Eighty-five percent of all the strawberries grown in India come from a single plateau in the Western Ghats. That fact alone makes Mahabaleshwar unusual, but the town's real claim is older and stranger: five rivers spring from beneath the same ancient temple here, flowing outward in different directions as if the hilltop were a continental divide in miniature. The Krishna heads east for 1,400 kilometers to the Bay of Bengal. The Savitri turns west toward the Arabian Sea. Between them, the Koyna, Venna, and Gayatri carve their own paths through the Sahyadri range. Hindu pilgrims have climbed to this spot for centuries, believing the waters carry the power to purify.

The Plateau Between Empires

Mahabaleshwar sits on a vast plateau bound by valleys on all sides, rising to 1,439 meters at Wilson Point. Long before it became a retreat for British administrators, the area belonged to the Valley of Jawali, ruled by the More clan as vassals of the Adilshahi sultanate of Bijapur. In 1656, Chhatrapati Shivaji killed the local ruler Chandrarao More and seized the territory, building the formidable Pratapgad fort on a nearby hilltop. That fort became the site of one of the defining moments of Maratha history: the encounter in which Shivaji killed the Bijapur general Afzal Khan. A thirteenth-century legend claims that a Yadava ruler first built the temple and water tank at the Krishna's source, but the political geography of the plateau has never stayed settled for long.

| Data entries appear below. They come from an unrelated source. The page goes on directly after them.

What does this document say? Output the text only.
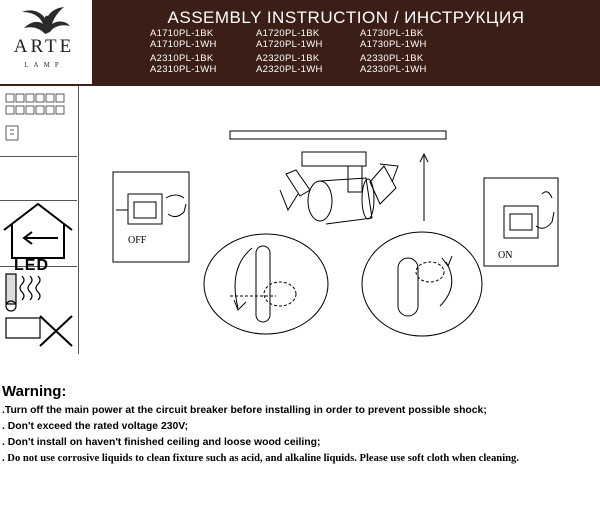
ARTE
LAMP
ASSEMBLY INSTRUCTION / ИНСТРУКЦИЯ
A1710PL-1BK	A1720PL-1BK	A1730PL-1BK
A1710PL-1WH	A1720PL-1WH	A1730PL-1WH
A2310PL-1BK	A2320PL-1BK	A2330PL-1BK
A2310PL-1WH	A2320PL-1WH	A2330PL-1WH
LED
OFF
ON
Warning:
.Turn off the main power at the circuit breaker before installing in order to prevent possible shock;
. Don't exceed the rated voltage 230V;
. Don't install on haven't finished ceiling and loose wood ceiling;
. Do not use corrosive liquids to clean fixture such as acid, and alkaline liquids. Please use soft cloth when cleaning.
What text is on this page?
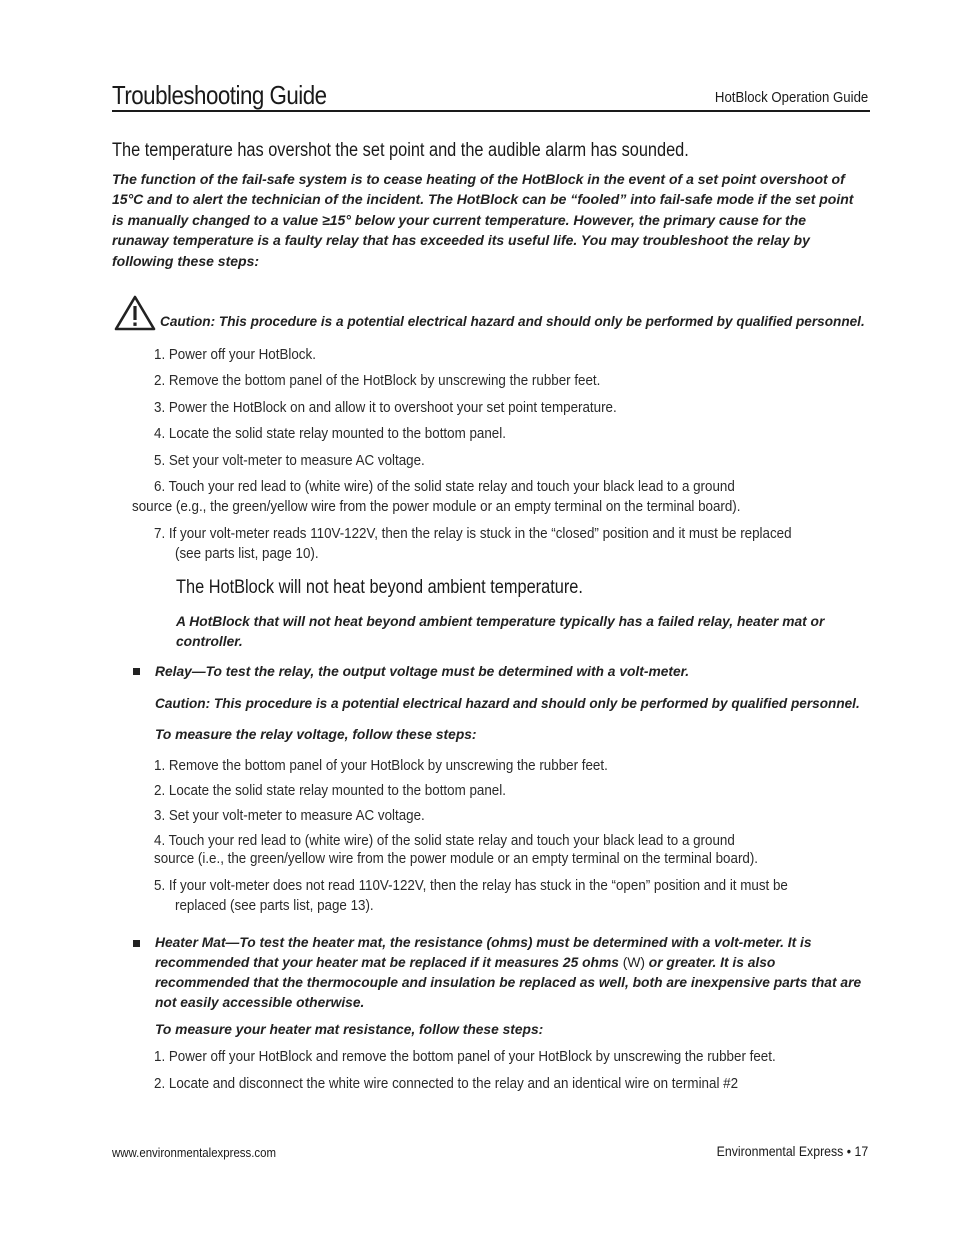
Troubleshooting Guide	HotBlock Operation Guide
The temperature has overshot the set point and the audible alarm has sounded.
The function of the fail-safe system is to cease heating of the HotBlock in the event of a set point overshoot of 15°C and to alert the technician of the incident. The HotBlock can be “fooled” into fail-safe mode if the set point is manually changed to a value ≥15° below your current temperature. However, the primary cause for the runaway temperature is a faulty relay that has exceeded its useful life. You may troubleshoot the relay by following these steps:
Caution: This procedure is a potential electrical hazard and should only be performed by qualified personnel.
1. Power off your HotBlock.
2. Remove the bottom panel of the HotBlock by unscrewing the rubber feet.
3. Power the HotBlock on and allow it to overshoot your set point temperature.
4. Locate the solid state relay mounted to the bottom panel.
5. Set your volt-meter to measure AC voltage.
6. Touch your red lead to (white wire) of the solid state relay and touch your black lead to a ground
source (e.g., the green/yellow wire from the power module or an empty terminal on the terminal board).
7. If your volt-meter reads 110V-122V, then the relay is stuck in the “closed” position and it must be replaced
(see parts list, page 10).
The HotBlock will not heat beyond ambient temperature.
A HotBlock that will not heat beyond ambient temperature typically has a failed relay, heater mat or controller.
Relay—To test the relay, the output voltage must be determined with a volt-meter.
Caution: This procedure is a potential electrical hazard and should only be performed by qualified personnel.
To measure the relay voltage, follow these steps:
1. Remove the bottom panel of your HotBlock by unscrewing the rubber feet.
2. Locate the solid state relay mounted to the bottom panel.
3. Set your volt-meter to measure AC voltage.
4. Touch your red lead to (white wire) of the solid state relay and touch your black lead to a ground
source (i.e., the green/yellow wire from the power module or an empty terminal on the terminal board).
5. If your volt-meter does not read 110V-122V, then the relay has stuck in the “open” position and it must be
replaced (see parts list, page 13).
Heater Mat—To test the heater mat, the resistance (ohms) must be determined with a volt-meter. It is
recommended that your heater mat be replaced if it measures 25 ohms (W) or greater. It is also
recommended that the thermocouple and insulation be replaced as well, both are inexpensive parts that are
not easily accessible otherwise.
To measure your heater mat resistance, follow these steps:
1. Power off your HotBlock and remove the bottom panel of your HotBlock by unscrewing the rubber feet.
2. Locate and disconnect the white wire connected to the relay and an identical wire on terminal #2
www.environmentalexpress.com	Environmental Express • 17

An English Landscape, Transplanted

After the Maratha empire fell in 1819, the British acquired Mahabaleshwar from the Raja of Satara in exchange for other villages. Colonel Lodwick climbed the mountains and recommended the place as a sanatorium, and Governor Sir John Malcolm lent his name to the settlement -- old records still call one part of town Malcolm Peth. By the mid-1800s, Mahabaleshwar had become the summer capital of the Bombay Presidency. The colonists set about remaking the landscape in their image. Venna Lake was constructed in 1842 to collect spring water. Libraries, theatres, boating facilities, and sports grounds appeared. European flora was planted -- including the strawberries that would outlast British rule by more than a century. British wives spent extended months here to be near their children at boarding schools in Mahabaleshwar and nearby Panchgani, and the hill station developed the social rhythms of a small English town transplanted to the tropics.

Monsoon Country

Mahabaleshwar's relationship with rain is extreme. The town has been called a candidate for the wettest place on Earth, a title officially held by Cherrapunji. During July, ten to twelve consecutive days of unbroken rainfall are routine. In August 2019, the town recorded enough rain in a single 24-hour period to trigger landslides. In 2018, temperatures around Venna Lake dropped low enough to produce ice and ground frost -- unusual for a location in tropical Maharashtra. The climate is classified as borderline tropical monsoon and humid subtropical, a technical way of saying that the weather here is governed by two seasons: the months when it rains as if the sky has opened, and the months when the air is cool and startlingly clear. It is this second season that drew the British and continues to draw tourists today.

Viewpoints and Vanishing Mists

The plateau is ringed with scenic lookout points named for the colonial officials who favored them: Arthur Seat, Elphinstone Point, Bombay Point, Kate's Point. Wilson Point, at 1,439 meters the highest spot in Mahabaleshwar, is the only vantage from which both sunrise and sunset are visible. Named after Leslie Wilson, Governor of the Bombay Presidency from 1923 to 1928, it offers views that stretch across layers of forested ridges dissolving into haze. Below the plateau, the Lingmala waterfall drops through jungle. At Old Mahabaleshwar, the Mahadeo temple -- source of the five rivers -- still receives pilgrims who come to see water emerge from carved stone spouts. The town has also served as a backdrop for Indian cinema, from Raj Kapoor's Barsaat in 1949 to scenes in the blockbuster RRR in 2022. Raj Bhavan, the summer residence of Maharashtra's governor, remains in use, a surviving thread from the Presidency era.

From the Air

Mahabaleshwar is located at approximately 17.925N, 73.658E in the Western Ghats, on a broad plateau at around 1,400 meters elevation. From the air, the plateau is visible as an elevated green tableland bound by steep valleys. Venna Lake is a recognizable landmark. Nearest airports are Pune International (VAPO, 120 km northeast) and Chhatrapati Shivaji Maharaj International, Mumbai (VABB, 270 km northwest). The Pratapgad fort is visible on a nearby hilltop. Best viewed at 5,000-10,000 feet AGL. Heavy monsoon cloud cover limits visibility June through September.